About twenny-five or
thirty, I guess,” Ivan Kluss offered glumly. “And they’ll be on us
like ants on a sugar loaf now that Hardesty is dead.”


And how many Midnighters
are there?”


About the same,” Jim
Porter said, absently twirling straw between his fingers. “Maybe a
few less.”

This wasn’t good news, Jace thought. Most of
these men were farmers and ranchers, not hired killers with nothing
better to do all day than target practice.
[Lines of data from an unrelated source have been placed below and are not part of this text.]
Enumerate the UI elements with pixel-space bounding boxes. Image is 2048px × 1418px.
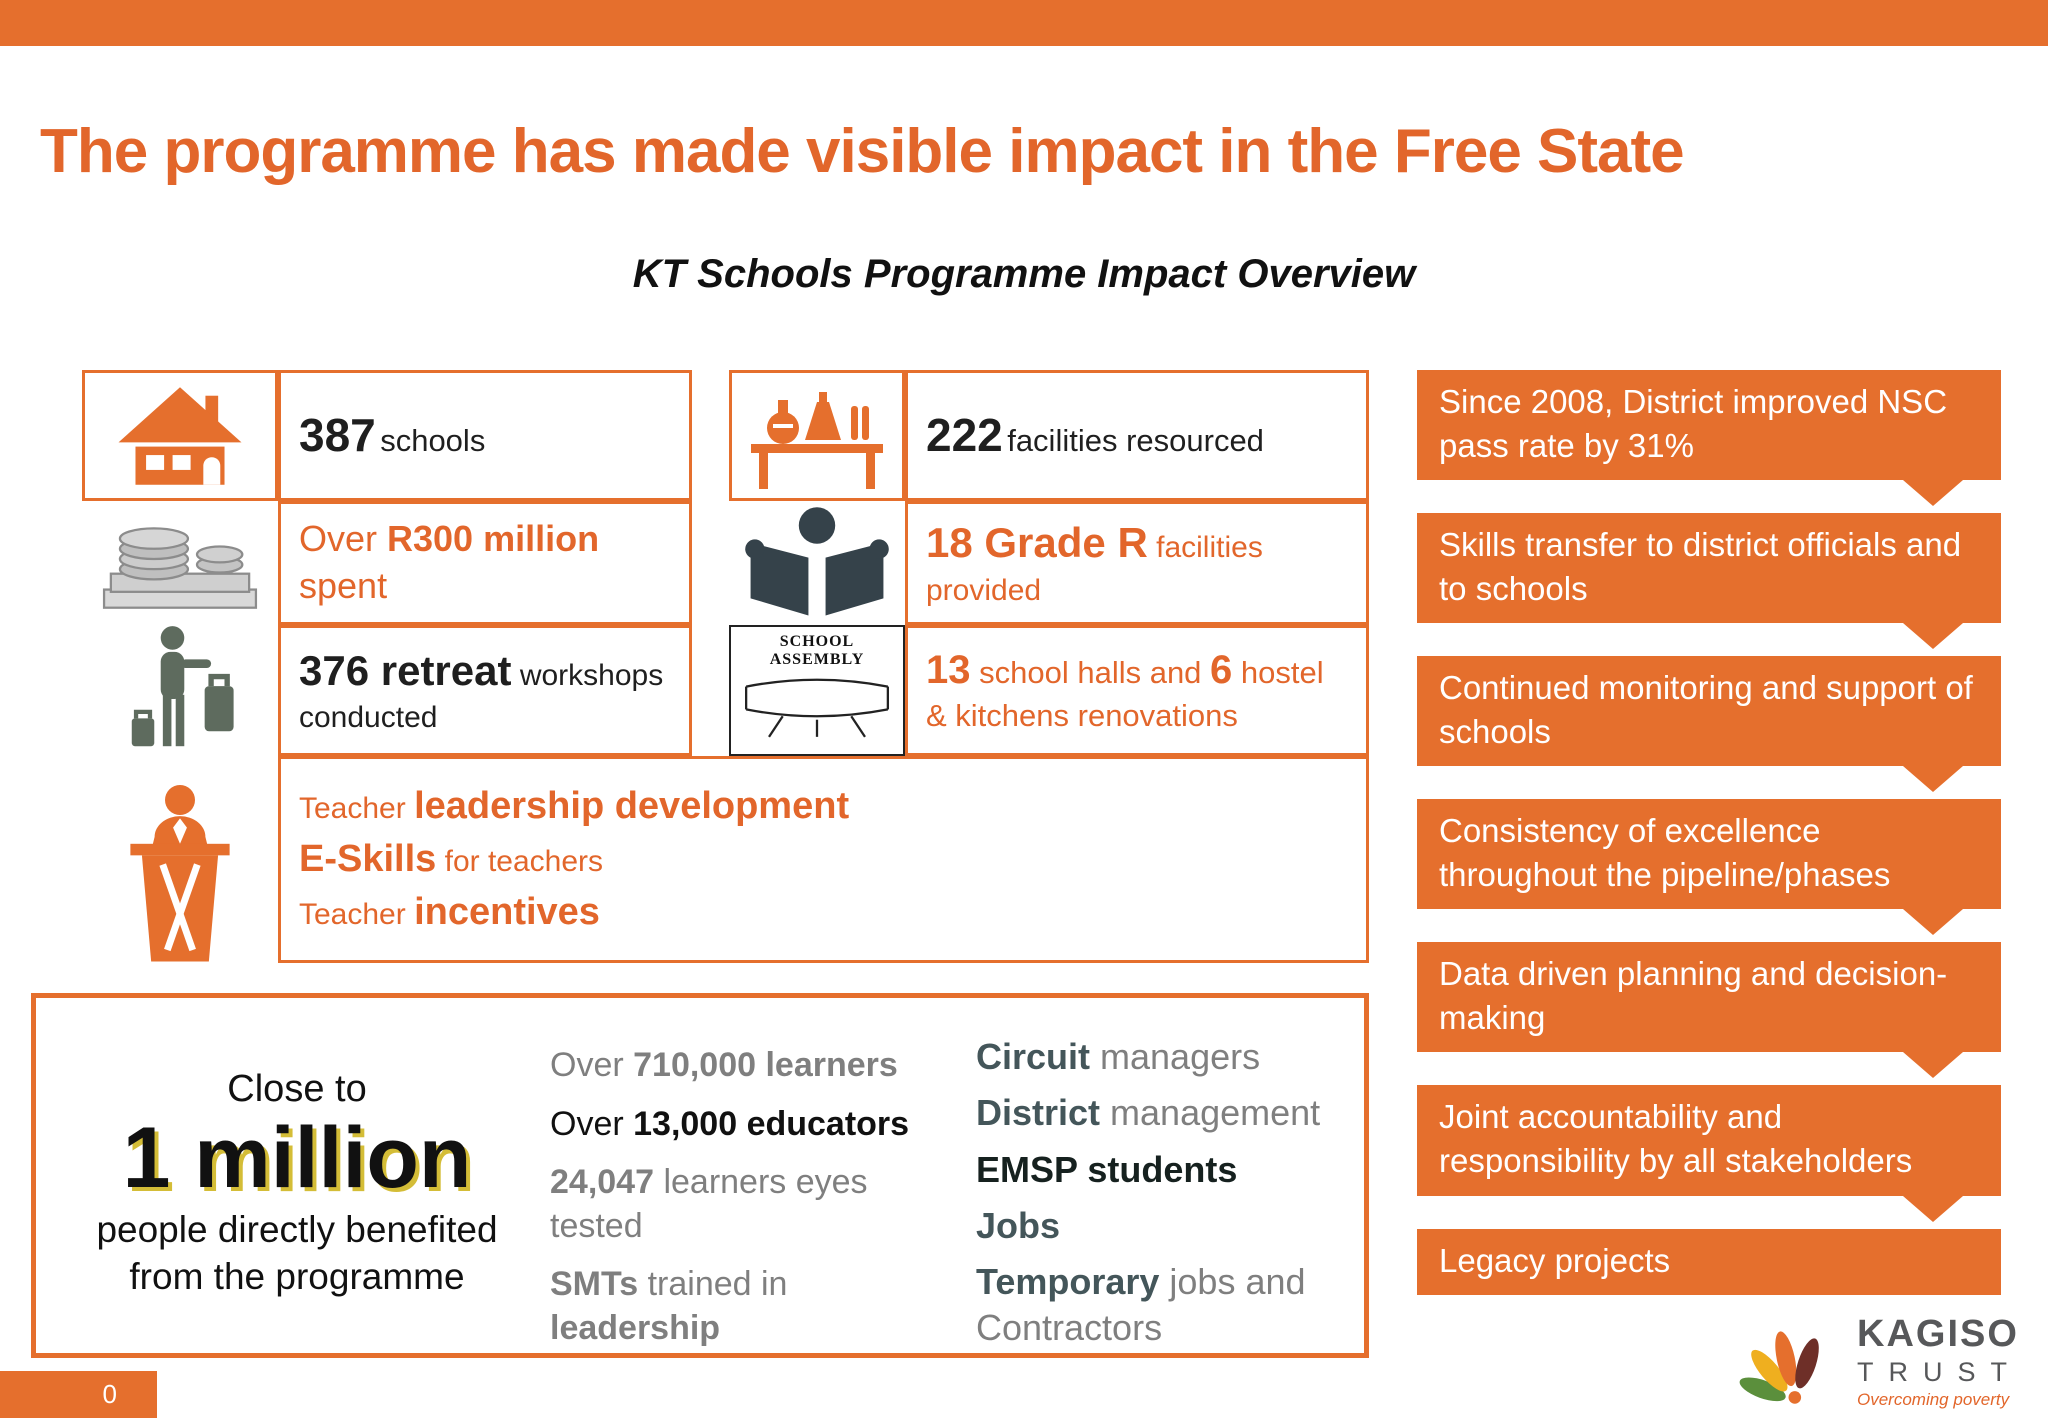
impact-caption-line2: from the programme — [129, 1255, 465, 1297]
stat-grade-r: 18 Grade R facilities provided — [905, 501, 1369, 625]
stat-schools-value: 387 — [299, 408, 376, 461]
money-coins-icon — [102, 526, 258, 609]
stat-grade-r-value: 18 Grade R — [926, 519, 1148, 567]
house-icon-cell — [82, 370, 278, 501]
logo-tagline: Overcoming poverty — [1857, 1390, 2010, 1410]
logo-trust: TRUST — [1857, 1356, 2022, 1387]
impact-groups-list: Circuit managers District management EMS… — [976, 1032, 1336, 1348]
outcome-banner: Consistency of excellence throughout the… — [1417, 799, 2001, 936]
money-icon-cell — [82, 501, 278, 625]
top-accent-bar — [0, 0, 2048, 46]
outcome-banner: Legacy projects — [1417, 1228, 2001, 1296]
impact-summary-box: Close to 1 million people directly benef… — [31, 993, 1369, 1358]
stat-halls-value-2: 6 — [1210, 648, 1233, 693]
house-icon — [118, 386, 242, 485]
logo-name: KAGISO — [1857, 1312, 2019, 1355]
page-number: 0 — [102, 1379, 117, 1409]
speaker-podium-icon — [130, 784, 230, 961]
impact-headline: Close to 1 million people directly benef… — [66, 1032, 528, 1333]
kagiso-trust-logo-mark — [1739, 1331, 1819, 1404]
stat-facilities: 222 facilities resourced — [905, 370, 1369, 501]
book-reader-icon — [745, 507, 889, 616]
outcome-banner: Joint accountability and responsibility … — [1417, 1085, 2001, 1222]
slide-subtitle: KT Schools Programme Impact Overview — [632, 252, 1416, 296]
stat-spent-pre: Over — [299, 518, 388, 560]
assembly-icon-cell: SCHOOL ASSEMBLY — [729, 625, 905, 756]
stat-schools: 387 schools — [278, 370, 692, 501]
lab-icon-cell — [729, 370, 905, 501]
stat-schools-label: schools — [380, 422, 486, 458]
teacher-line-leadership: Teacher leadership development — [299, 785, 850, 827]
group-district-management: District management — [976, 1092, 1321, 1134]
kagiso-trust-logo: KAGISO TRUST Overcoming poverty — [1739, 1311, 2022, 1410]
group-jobs: Jobs — [976, 1205, 1061, 1247]
group-emsp-students: EMSP students — [976, 1148, 1238, 1190]
outcome-banner: Continued monitoring and support of scho… — [1417, 656, 2001, 793]
stat-halls-value-1: 13 — [926, 648, 971, 693]
outcome-banner: Skills transfer to district officials an… — [1417, 513, 2001, 650]
teacher-development-box: Teacher leadership development E-Skills … — [278, 756, 1369, 963]
traveler-icon-cell — [82, 625, 278, 756]
podium-icon-cell — [82, 756, 278, 986]
school-assembly-icon — [745, 678, 889, 738]
impact-big-number: 1 million — [122, 1110, 472, 1206]
page-title: The programme has made visible impact in… — [40, 117, 1685, 186]
stat-learners: Over 710,000 learners — [550, 1046, 898, 1084]
lab-flask-icon — [751, 392, 883, 489]
impact-beneficiaries-list: Over 710,000 learners Over 13,000 educat… — [550, 1032, 942, 1347]
page-number-box: 0 — [0, 1371, 157, 1418]
stat-spent-value: R300 million — [387, 518, 600, 560]
stat-educators: Over 13,000 educators — [550, 1104, 910, 1143]
impact-caption-line1: people directly benefited — [96, 1208, 498, 1250]
teacher-line-eskills: E-Skills for teachers — [299, 838, 604, 880]
outcome-banner: Data driven planning and decision-making — [1417, 942, 2001, 1079]
group-temporary-jobs: Temporary jobs and Contractors — [976, 1261, 1306, 1348]
school-assembly-icon-label: SCHOOL ASSEMBLY — [769, 633, 865, 669]
stat-retreat-value: 376 retreat — [299, 646, 512, 694]
reader-icon-cell — [729, 501, 905, 625]
stat-eyes-tested: 24,047 learners eyes tested — [550, 1163, 868, 1245]
stat-grade-r-label: facilities provided — [926, 531, 1263, 607]
stat-retreat: 376 retreat workshops conducted — [278, 625, 692, 756]
stat-spent: Over R300 million spent — [278, 501, 692, 625]
teacher-line-incentives: Teacher incentives — [299, 891, 600, 933]
stat-spent-post: spent — [299, 565, 388, 606]
stat-facilities-label: facilities resourced — [1007, 422, 1264, 458]
impact-close-to: Close to — [227, 1068, 367, 1110]
group-circuit-managers: Circuit managers — [976, 1036, 1261, 1077]
stat-retreat-label: workshops conducted — [299, 658, 664, 735]
outcome-banner: Since 2008, District improved NSC pass r… — [1417, 370, 2001, 507]
stat-halls: 13 school halls and 6 hostel & kitchens … — [905, 625, 1369, 756]
stat-smts-trained: SMTs trained in leadership — [550, 1265, 788, 1347]
outcomes-list: Since 2008, District improved NSC pass r… — [1417, 370, 2001, 1328]
stat-facilities-value: 222 — [926, 408, 1003, 461]
person-luggage-icon — [131, 625, 234, 746]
We need to raise more men,
even ten or fifteen more. Can we do that?”


Well, I dunno,” Jim said.
“Everyone’s so scared of the Vigilance Union it’s been hard to get
most of ’em to help out. They’re afraid of rilin’ up Luke
Jory.”

A sense of futility washed over Jace. Damn,
why had he let himself get talked into this? If these people
wouldn’t even help themselves— In order to succeed, he had to think
of a way to rouse these people, to make them see beyond their fear
to an ultimate goal. They were counting on him to make everything
right, as if he could fell ten men with each bullet he fired and
they need do nothing. Yet for all that they seemed to expect of
him, he sensed their lack of trust.

He sighed with mounting impatience. “If you
people want to get rid of Jory and his thieves, you’re going to
have to—”

Just then a loud banging sounded on the barn
door. Although it was in code, two short and two long, it
reverberated through the cavernous building, and brought everyone
to their feet and their weapons.

Jim opened the door and on the other side,
Ivan Kluss’s young son panted, "Everyone . . . come quick . . .
the—the Springer place . . . is on fire! I saw the flames . . .
from our kitchen window!"

Jace felt as if his heart had stopped. He
took deep breaths but didn’t seem to be getting any air. “God . . .
Kyla.” He turned to them. “Kyla is out there by herself!” He
charged through the group and ran his horse, fear gripping his
chest with a cruel fist. The crescent moon provided little light,
but a lurid glow lit the southern sky and he cut across Porter’s
field and rode toward it.

As he spurred his horse, he cursed himself
from there to Sunday and back. He never should have walked away
from her and left her at that ranch alone She was stubborn and
willful, but he should have gone back after he delivered Hardesty
and stayed with her, whether she wanted him there or not. Now, Jory
and the vigilantes could have stolen her again or set fire to the
house, too.

The smell of smoke drifted to him on the
breeze. Pushing his horse faster than he should in the darkness, he
splashed through a creek, hoping that the animal wouldn’t step in a
chuckhole and snap a leg. Behind him, he became aware of hooves
thundering after him, and he turned to see some of the Midnighters
drawing close.

By the time they had galloped into Kyla’s
bright yard, the barn was a yellow-white skeleton, engulfed in
flames that seemed to brush the belly of heaven. Waves of heat
carried on the wind, and cinders floated on the hot drafts. There
was nothing that anyone could do but watch the fire consume the
building. At least the ranch house had been spared.